3. The method for preparing high-purity anhydrous scandium fluoride according to claim 1, characterized in that, In step (1), the mechanical activation treatment is carried out by dry ball milling, and the ratio of the mass of the ball milling beads to the total mass of scandium oxide and zinc fluoride is 5:1 to 15:
1. The ball mill speed is 200~500 rpm, and the ball milling time is 1~4 h.
4. The method for preparing high-purity anhydrous scandium fluoride according to claim 1, characterized in that, In step (2), the roasting temperature is 750℃~1000℃ and the roasting time is 1~4 h.
5. The method for preparing high-purity anhydrous scandium fluoride according to claim 1, characterized in that, The total ammonia concentration in the mixed leaching system in step (3) is 4~10 mol / L.
6. The method for preparing high-purity anhydrous scandium fluoride according to claim 5, characterized in that, In step (3), the concentration of ammonia in the mixed leaching system is 2.5~6 mol / L, and the concentration of ammonium salt is 2~5.5 mol / L.

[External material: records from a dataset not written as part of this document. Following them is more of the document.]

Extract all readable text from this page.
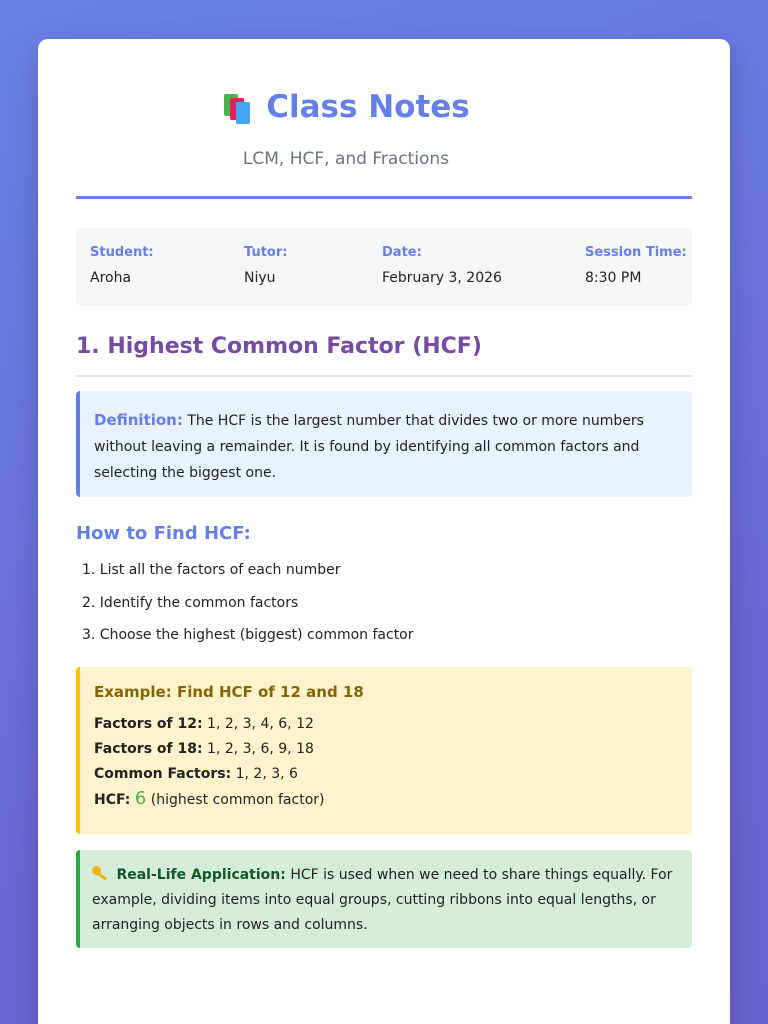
Class Notes
LCM, HCF, and Fractions
Student:
Aroha
Tutor:
Niyu
Date:
February 3, 2026
Session Time:
8:30 PM
1. Highest Common Factor (HCF)
Definition: The HCF is the largest number that divides two or more numbers without leaving a remainder. It is found by identifying all common factors and selecting the biggest one.
How to Find HCF:
1. List all the factors of each number
2. Identify the common factors
3. Choose the highest (biggest) common factor
Example: Find HCF of 12 and 18
Factors of 12: 1, 2, 3, 4, 6, 12
Factors of 18: 1, 2, 3, 6, 9, 18
Common Factors: 1, 2, 3, 6
HCF: 6 (highest common factor)
Real-Life Application: HCF is used when we need to share things equally. For example, dividing items into equal groups, cutting ribbons into equal lengths, or arranging objects in rows and columns.
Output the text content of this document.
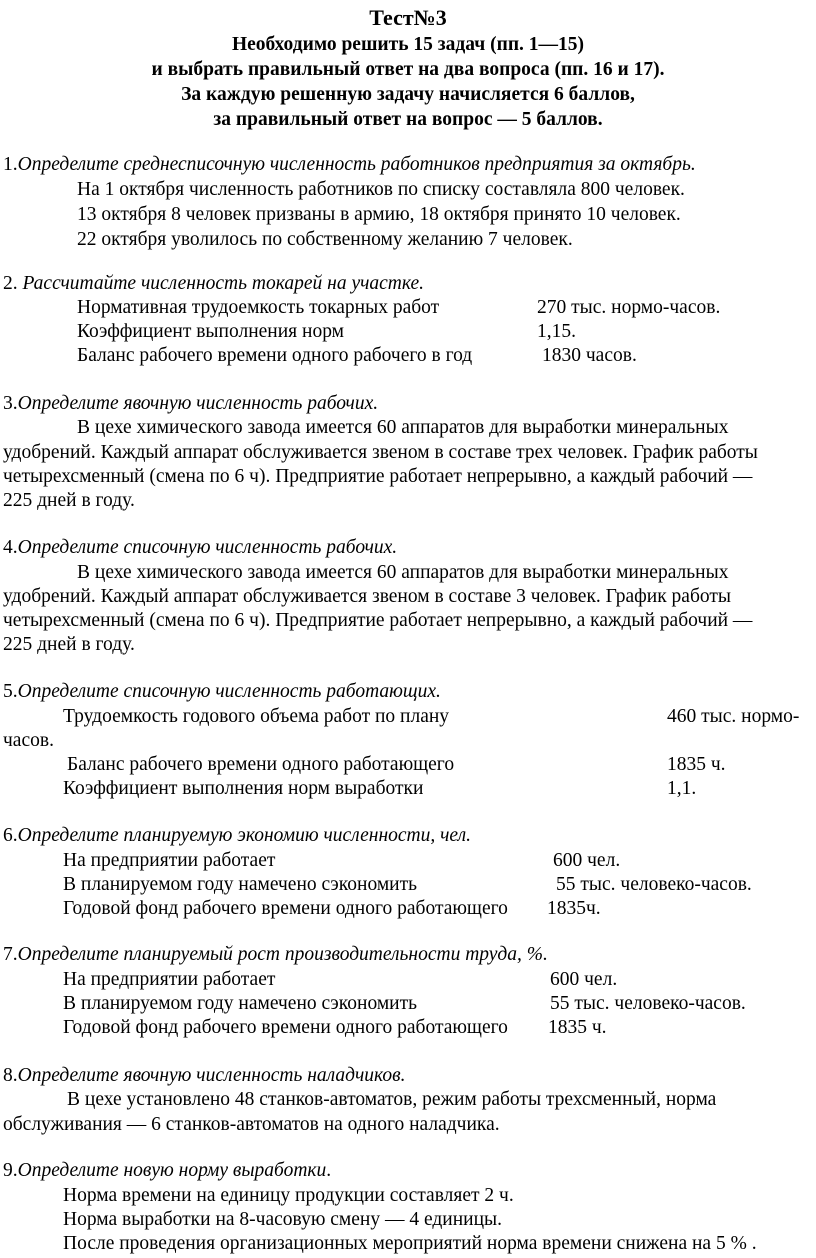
Тест№3
Необходимо решить 15 задач (пп. 1—15)
и выбрать правильный ответ на два вопроса (пп. 16 и 17).
За каждую решенную задачу начисляется 6 баллов,
за правильный ответ на вопрос — 5 баллов.
1.Определите среднесписочную численность работников предприятия за октябрь.
На 1 октября численность работников по списку составляла 800 человек.
13 октября 8 человек призваны в армию, 18 октября принято 10 человек.
22 октября уволилось по собственному желанию 7 человек.
2. Рассчитайте численность токарей на участке.
Нормативная трудоемкость токарных работ	270 тыс. нормо-часов.
Коэффициент выполнения норм	1,15.
Баланс рабочего времени одного рабочего в год	1830 часов.
3.Определите явочную численность рабочих.
В цехе химического завода имеется 60 аппаратов для выработки минеральных
удобрений. Каждый аппарат обслуживается звеном в составе трех человек. График работы
четырехсменный (смена по 6 ч). Предприятие работает непрерывно, а каждый рабочий —
225 дней в году.
4.Определите списочную численность рабочих.
В цехе химического завода имеется 60 аппаратов для выработки минеральных
удобрений. Каждый аппарат обслуживается звеном в составе 3 человек. График работы
четырехсменный (смена по 6 ч). Предприятие работает непрерывно, а каждый рабочий —
225 дней в году.
5.Определите списочную численность работающих.
Трудоемкость годового объема работ по плану	460 тыс. нормо-
часов.
Баланс рабочего времени одного работающего	1835 ч.
Коэффициент выполнения норм выработки	1,1.
6.Определите планируемую экономию численности, чел.
На предприятии работает	600 чел.
В планируемом году намечено сэкономить	55 тыс. человеко-часов.
Годовой фонд рабочего времени одного работающего 1835ч.
7.Определите планируемый рост производительности труда, %.
На предприятии работает	600 чел.
В планируемом году намечено сэкономить	55 тыс. человеко-часов.
Годовой фонд рабочего времени одного работающего 1835 ч.
8.Определите явочную численность наладчиков.
В цехе установлено 48 станков-автоматов, режим работы трехсменный, норма
обслуживания — 6 станков-автоматов на одного наладчика.
9.Определите новую норму выработки.
Норма времени на единицу продукции составляет 2 ч.
Норма выработки на 8-часовую смену — 4 единицы.
После проведения организационных мероприятий норма времени снижена на 5 % .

7. The method for preparing high-purity anhydrous scandium fluoride according to claim 1, characterized in that, In step (3), the leaching temperature for selective leaching is 30℃~80℃, and the leaching time is 60~120 min.
8. The method for preparing high-purity anhydrous scandium fluoride according to claim 1, characterized in that, The washing in step (4) includes: first, using ammonia water with a mass concentration of 2% to 3% to replace and wash the solid crude product, and then using deionized water to wash until neutral.
9. High-purity anhydrous scandium fluoride prepared by the preparation method according to any one of claims 1 to 8.
10. The high-purity anhydrous scandium fluoride according to claim 9, characterized in that, The high-purity anhydrous scandium fluoride has an oxygen content of less than 400 ppm.